William Lyons had revealed the open-top two-seat roadster as a show car for his new 3.4-litre twin-overhead camshaft XK engine. Such was the response to the hastily put-together bronze display roadster Lyons was persuaded to quickly put it into production.

Interestingly, for speed the first 242 cars were hand-built in the pre-war tradition of timber frame and alloy panels as used on Lyons’ highly successful pre-war SS100 sports car.

Such was the strong interest from the American market that most of the early XK120s were ordered in left hand drive. The 120 name chosen for the roadster coming from its 120mph potential top speed.

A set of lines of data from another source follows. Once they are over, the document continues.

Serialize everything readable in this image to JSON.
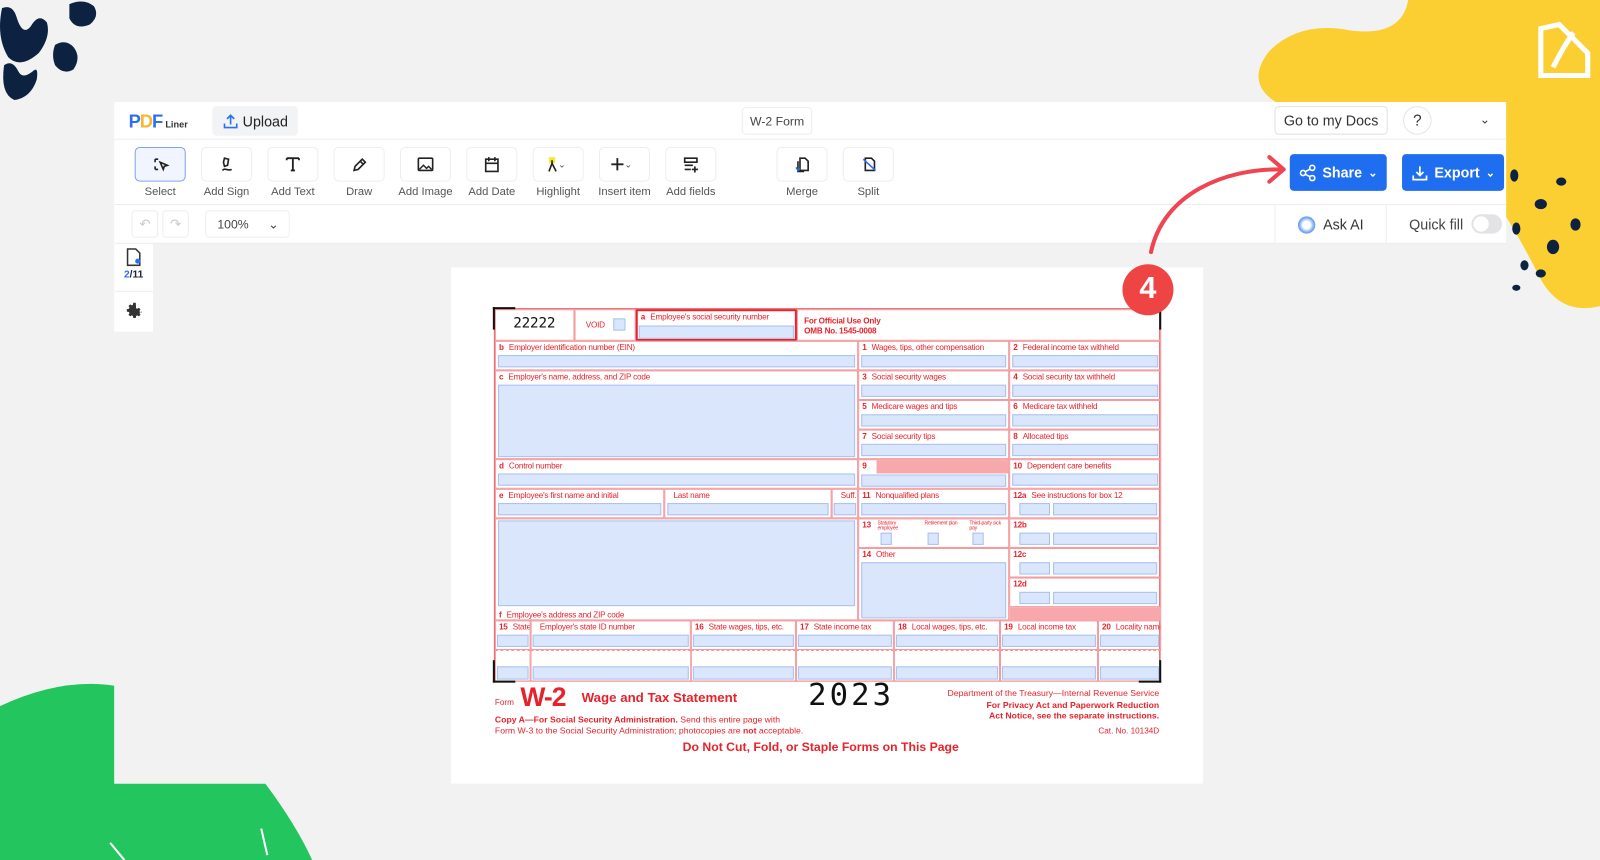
{
  "app": {
    "logo": "PDFLiner",
    "logo_pdf_p": "P",
    "logo_pdf_d": "D",
    "logo_pdf_f": "F",
    "logo_sub": "Liner",
    "upload": "Upload",
    "doc_title": "W-2 Form",
    "go_docs": "Go to my Docs",
    "help": "?"
  },
  "toolbar": {
    "tools": [
      {
        "label": "Select",
        "icon": "select-cursor-icon"
      },
      {
        "label": "Add Sign",
        "icon": "pen-sign-icon"
      },
      {
        "label": "Add Text",
        "icon": "text-icon"
      },
      {
        "label": "Draw",
        "icon": "pencil-icon"
      },
      {
        "label": "Add Image",
        "icon": "image-icon"
      },
      {
        "label": "Add Date",
        "icon": "calendar-icon"
      },
      {
        "label": "Highlight",
        "icon": "highlighter-icon"
      },
      {
        "label": "Insert item",
        "icon": "plus-icon"
      },
      {
        "label": "Add fields",
        "icon": "add-fields-icon"
      },
      {
        "label": "Merge",
        "icon": "merge-icon"
      },
      {
        "label": "Split",
        "icon": "split-icon"
      }
    ],
    "share": "Share",
    "export": "Export",
    "primary_color": "#1f6ef0"
  },
  "subbar": {
    "zoom": "100%",
    "ask_ai": "Ask AI",
    "quick_fill": "Quick fill",
    "quick_fill_on": false
  },
  "sidebar": {
    "page_current": "2",
    "page_total": "/11"
  },
  "annotation": {
    "step": "4",
    "color": "#ef4444"
  },
  "form": {
    "code": "22222",
    "void": "VOID",
    "official_1": "For Official Use Only",
    "official_2": "OMB No. 1545-0008",
    "boxes": {
      "a": {
        "n": "a",
        "t": "Employee's social security number"
      },
      "b": {
        "n": "b",
        "t": "Employer identification number (EIN)"
      },
      "c": {
        "n": "c",
        "t": "Employer's name, address, and ZIP code"
      },
      "d": {
        "n": "d",
        "t": "Control number"
      },
      "e": {
        "n": "e",
        "t": "Employee's first name and initial"
      },
      "last": {
        "n": "",
        "t": "Last name"
      },
      "suff": {
        "n": "",
        "t": "Suff."
      },
      "f": {
        "n": "f",
        "t": "Employee's address and ZIP code"
      },
      "b1": {
        "n": "1",
        "t": "Wages, tips, other compensation"
      },
      "b2": {
        "n": "2",
        "t": "Federal income tax withheld"
      },
      "b3": {
        "n": "3",
        "t": "Social security wages"
      },
      "b4": {
        "n": "4",
        "t": "Social security tax withheld"
      },
      "b5": {
        "n": "5",
        "t": "Medicare wages and tips"
      },
      "b6": {
        "n": "6",
        "t": "Medicare tax withheld"
      },
      "b7": {
        "n": "7",
        "t": "Social security tips"
      },
      "b8": {
        "n": "8",
        "t": "Allocated tips"
      },
      "b9": {
        "n": "9",
        "t": ""
      },
      "b10": {
        "n": "10",
        "t": "Dependent care benefits"
      },
      "b11": {
        "n": "11",
        "t": "Nonqualified plans"
      },
      "b12a": {
        "n": "12a",
        "t": "See instructions for box 12"
      },
      "b12b": {
        "n": "12b",
        "t": ""
      },
      "b12c": {
        "n": "12c",
        "t": ""
      },
      "b12d": {
        "n": "12d",
        "t": ""
      },
      "b13": {
        "n": "13",
        "t": ""
      },
      "b14": {
        "n": "14",
        "t": "Other"
      },
      "b15": {
        "n": "15",
        "t": "State"
      },
      "b15id": {
        "n": "",
        "t": "Employer's state ID number"
      },
      "b16": {
        "n": "16",
        "t": "State wages, tips, etc."
      },
      "b17": {
        "n": "17",
        "t": "State income tax"
      },
      "b18": {
        "n": "18",
        "t": "Local wages, tips, etc."
      },
      "b19": {
        "n": "19",
        "t": "Local income tax"
      },
      "b20": {
        "n": "20",
        "t": "Locality name"
      }
    },
    "b13_opts": [
      "Statutory employee",
      "Retirement plan",
      "Third-party sick pay"
    ],
    "footer": {
      "form_word": "Form",
      "form_name": "W-2",
      "title": "Wage and Tax Statement",
      "year": "2023",
      "dept": "Department of the Treasury—Internal Revenue Service",
      "privacy_1": "For Privacy Act and Paperwork Reduction",
      "privacy_2": "Act Notice, see the separate instructions.",
      "copy_bold": "Copy A—For Social Security Administration.",
      "copy_1": " Send this entire page with",
      "copy_2a": "Form W-3 to the Social Security Administration; photocopies are ",
      "copy_2b": "not",
      "copy_2c": " acceptable.",
      "cat": "Cat. No. 10134D",
      "warning": "Do Not Cut, Fold, or Staple Forms on This Page"
    }
  }
}
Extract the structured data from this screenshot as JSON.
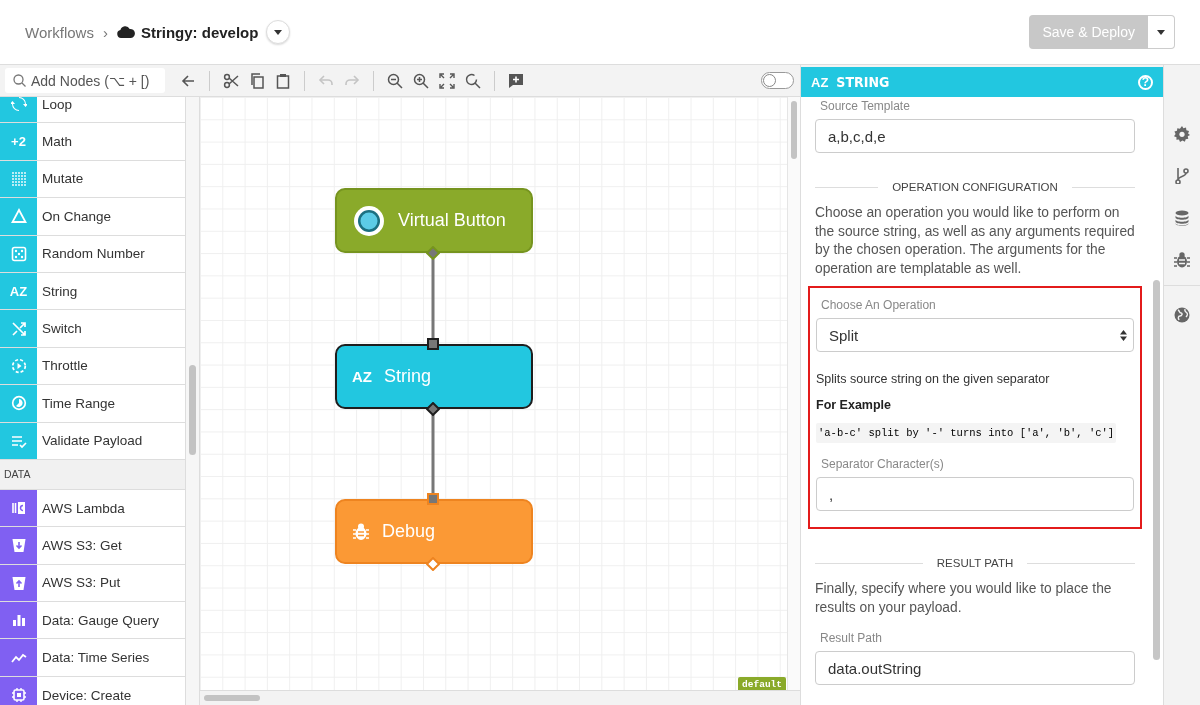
{
  "header": {
    "breadcrumb": "Workflows",
    "separator": "›",
    "title": "Stringy: develop",
    "save_button": {
      "label": "Save & Deploy",
      "disabled": true
    }
  },
  "toolbar": {
    "search_placeholder": "Add Nodes (⌥ + [)",
    "undo": {
      "disabled": true
    },
    "redo": {
      "disabled": true
    },
    "toggle": {
      "on": false
    }
  },
  "palette": {
    "sections": [
      {
        "items": [
          {
            "label": "Loop",
            "color": "#22c7e0"
          },
          {
            "label": "Math",
            "color": "#22c7e0",
            "icon_text": "+2"
          },
          {
            "label": "Mutate",
            "color": "#22c7e0"
          },
          {
            "label": "On Change",
            "color": "#22c7e0"
          },
          {
            "label": "Random Number",
            "color": "#22c7e0"
          },
          {
            "label": "String",
            "color": "#22c7e0",
            "icon_text": "AZ"
          },
          {
            "label": "Switch",
            "color": "#22c7e0"
          },
          {
            "label": "Throttle",
            "color": "#22c7e0"
          },
          {
            "label": "Time Range",
            "color": "#22c7e0"
          },
          {
            "label": "Validate Payload",
            "color": "#22c7e0"
          }
        ]
      },
      {
        "title": "DATA",
        "items": [
          {
            "label": "AWS Lambda",
            "color": "#8060f2"
          },
          {
            "label": "AWS S3: Get",
            "color": "#8060f2"
          },
          {
            "label": "AWS S3: Put",
            "color": "#8060f2"
          },
          {
            "label": "Data: Gauge Query",
            "color": "#8060f2"
          },
          {
            "label": "Data: Time Series",
            "color": "#8060f2"
          },
          {
            "label": "Device: Create",
            "color": "#8060f2"
          }
        ]
      }
    ]
  },
  "canvas": {
    "nodes": [
      {
        "label": "Virtual Button",
        "kind": "trigger",
        "selected": false
      },
      {
        "label": "String",
        "kind": "logic",
        "selected": true,
        "icon_text": "AZ"
      },
      {
        "label": "Debug",
        "kind": "output",
        "selected": false
      }
    ],
    "badge": "default"
  },
  "panel": {
    "title": "STRING",
    "icon_text": "AZ",
    "help": "?",
    "blocks": [
      {
        "kind": "field",
        "label": "Source Template",
        "value": "a,b,c,d,e"
      },
      {
        "kind": "heading",
        "text": "OPERATION CONFIGURATION"
      },
      {
        "kind": "paragraph",
        "text": "Choose an operation you would like to perform on the source string, as well as any arguments required by the chosen operation. The arguments for the operation are templatable as well."
      },
      {
        "kind": "group",
        "highlighted": true,
        "blocks": [
          {
            "kind": "select",
            "label": "Choose An Operation",
            "value": "Split"
          },
          {
            "kind": "note",
            "text": "Splits source string on the given separator"
          },
          {
            "kind": "subheading",
            "text": "For Example"
          },
          {
            "kind": "code",
            "text": "'a-b-c' split by '-' turns into ['a', 'b', 'c']"
          },
          {
            "kind": "field",
            "label": "Separator Character(s)",
            "value": ","
          }
        ]
      },
      {
        "kind": "heading",
        "text": "RESULT PATH"
      },
      {
        "kind": "paragraph",
        "text": "Finally, specify where you would like to place the results on your payload."
      },
      {
        "kind": "field",
        "label": "Result Path",
        "value": "data.outString"
      }
    ]
  }
}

The XK120’s acceptance in the US was helped by the fact that Hollywood favourite Clark Gable had taken delivery of the third car and first production chassis 670003 in 1949. Today, these early Ash-framed XK120s are highly sought after and carry a substantial premium; the Gable car superbly restored making a popular appearance at the 2012 Pebble Beach Concours d’Elegance.

Steel-bodied series production would get under way for the 1950 model year, carrying a weight penalty of 51 kilos despite the mass-produced pressed steel bodies retaining aluminium doors, bonnet and boot lid.

Interestingly, the cars outstanding form tends to override one of its enduring qualities – the engine. The new 3.4-litre DOHC XK engine with alloy cylinder head, hemi-spherical combustion chambers was so robust it would live on well into the late 1980s in modified 3.8 and 4.2-litre form and become the maker’s prime power source.


Fed by twin SU carburetors in turn supplied by an electric SU fuel pump, the straight-six engine with inclined valves and 8:1 compression was strong and eager – a somewhat radical engine to come out of a company that had barely been established before the outbreak of war.

Power output was rated at 119kW (160bhp) at 5400rpm, drive taken via a 250mm Borg and Beck clutch to a four-speed Moss box with synchro on second, third and fourth, with final drive via a hypoid bevel rear end.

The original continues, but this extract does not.